PFA chief wants more chances for black British managers
Thursday 31 March 2011
Professional Footballers Association chief executive Gordon Taylor wants more black British players to be given a fair chance to enter management.
Notts County's Paul Ince and Charlton's Chris Powell are currently the only homegrown black managers employed in the npower Football League or Barclays Premier League, with only a handful of others having been given their chance.
And Taylor told BBC Radio 5 Live: "I find it astonishing that we can import the likes of Jean Tigana and Ruud Gullit and there's no problem, but our own lads who have grown up in this country who have not been given a chance to be fairly represented."
Ince began his managerial career with successful spells at Macclesfield and MK Dons but failed when given his top-flight chance with Blackburn.
The former England midfielder became the first black British manager in the Premier League despite not holding a UEFA pro license but was sacked after just 17 games in charge, having won only three, and returned to Milton Keynes.

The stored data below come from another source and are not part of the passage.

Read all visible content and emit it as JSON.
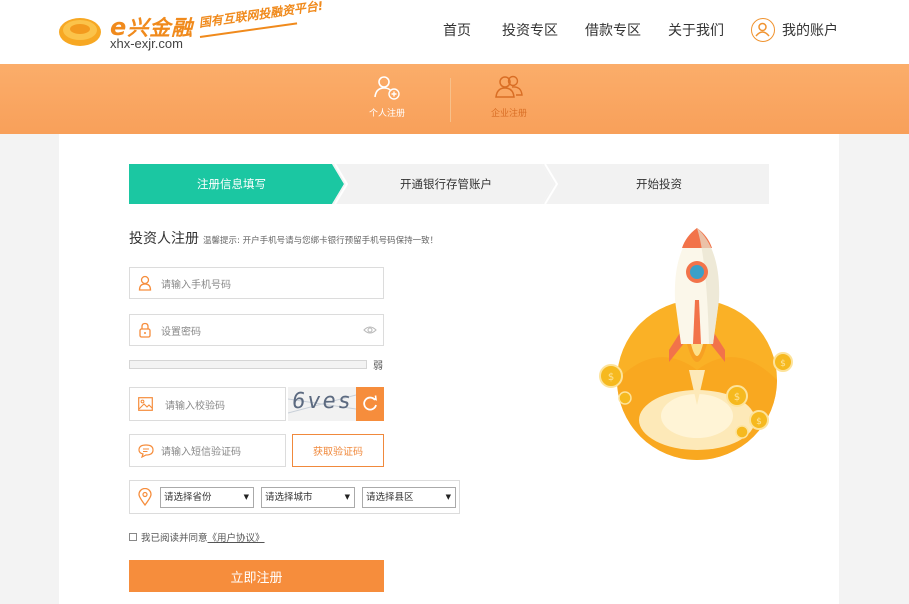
{
  "brand": {
    "name_prefix": "e",
    "name": "兴金融",
    "url": "xhx-exjr.com",
    "slogan": "国有互联网投融资平台!",
    "accent_color": "#f68d3c",
    "teal_color": "#1bc7a2"
  },
  "nav": {
    "items": [
      {
        "label": "首页"
      },
      {
        "label": "投资专区"
      },
      {
        "label": "借款专区"
      },
      {
        "label": "关于我们"
      }
    ],
    "account_icon": "user-circle-icon",
    "account_label": "我的账户"
  },
  "tabs": [
    {
      "label": "个人注册",
      "icon": "add-user-icon",
      "active": true
    },
    {
      "label": "企业注册",
      "icon": "group-users-icon",
      "active": false
    }
  ],
  "steps": [
    {
      "label": "注册信息填写",
      "active": true
    },
    {
      "label": "开通银行存管账户",
      "active": false
    },
    {
      "label": "开始投资",
      "active": false
    }
  ],
  "form": {
    "title": "投资人注册",
    "hint": "温馨提示: 开户手机号请与您绑卡银行预留手机号码保持一致！",
    "phone_placeholder": "请输入手机号码",
    "password_placeholder": "设置密码",
    "password_strength_label": "弱",
    "password_strength_value": 0.0,
    "captcha_placeholder": "请输入校验码",
    "captcha_image_text": "6ves",
    "sms_placeholder": "请输入短信验证码",
    "sms_button": "获取验证码",
    "province": "请选择省份",
    "city": "请选择城市",
    "county": "请选择县区",
    "agree_text": "我已阅读并同意",
    "agree_link": "《用户协议》",
    "submit": "立即注册"
  }
}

"Paul Ince should have been fully qualified when he got the Blackburn job," Taylor continued.
"I spoke to Richard Scudamore and said 'we've got to give them a chance and make sure they are fast-tracked - we don't want to make a scene about it but we will if we need to'.
"He said 'Gordon, I absolutely agree with you'."
Taylor believes the sport can learn from the NFL's 'Rooney Rule', named after Pittsburgh Steelers owner Dan Rooney, which requires club owners to interview candidates from ethnic minorities for head coaching roles.
Since the introduction of the rule in 2003, the ratio of African-American coaches in the NFL has risen from around 6% to 22%, with Mike Tomlin leading the Steelers to two Super Bowls since his appointment in 2007.
Taylor told 5 Live: "We've got to learn from other sports.
"They saw how many top black gridiron players there were and how few were becoming top coaches. They came in with that rule and it made a difference, without a shadow of a doubt, and has been assimilated into the culture of the NFL."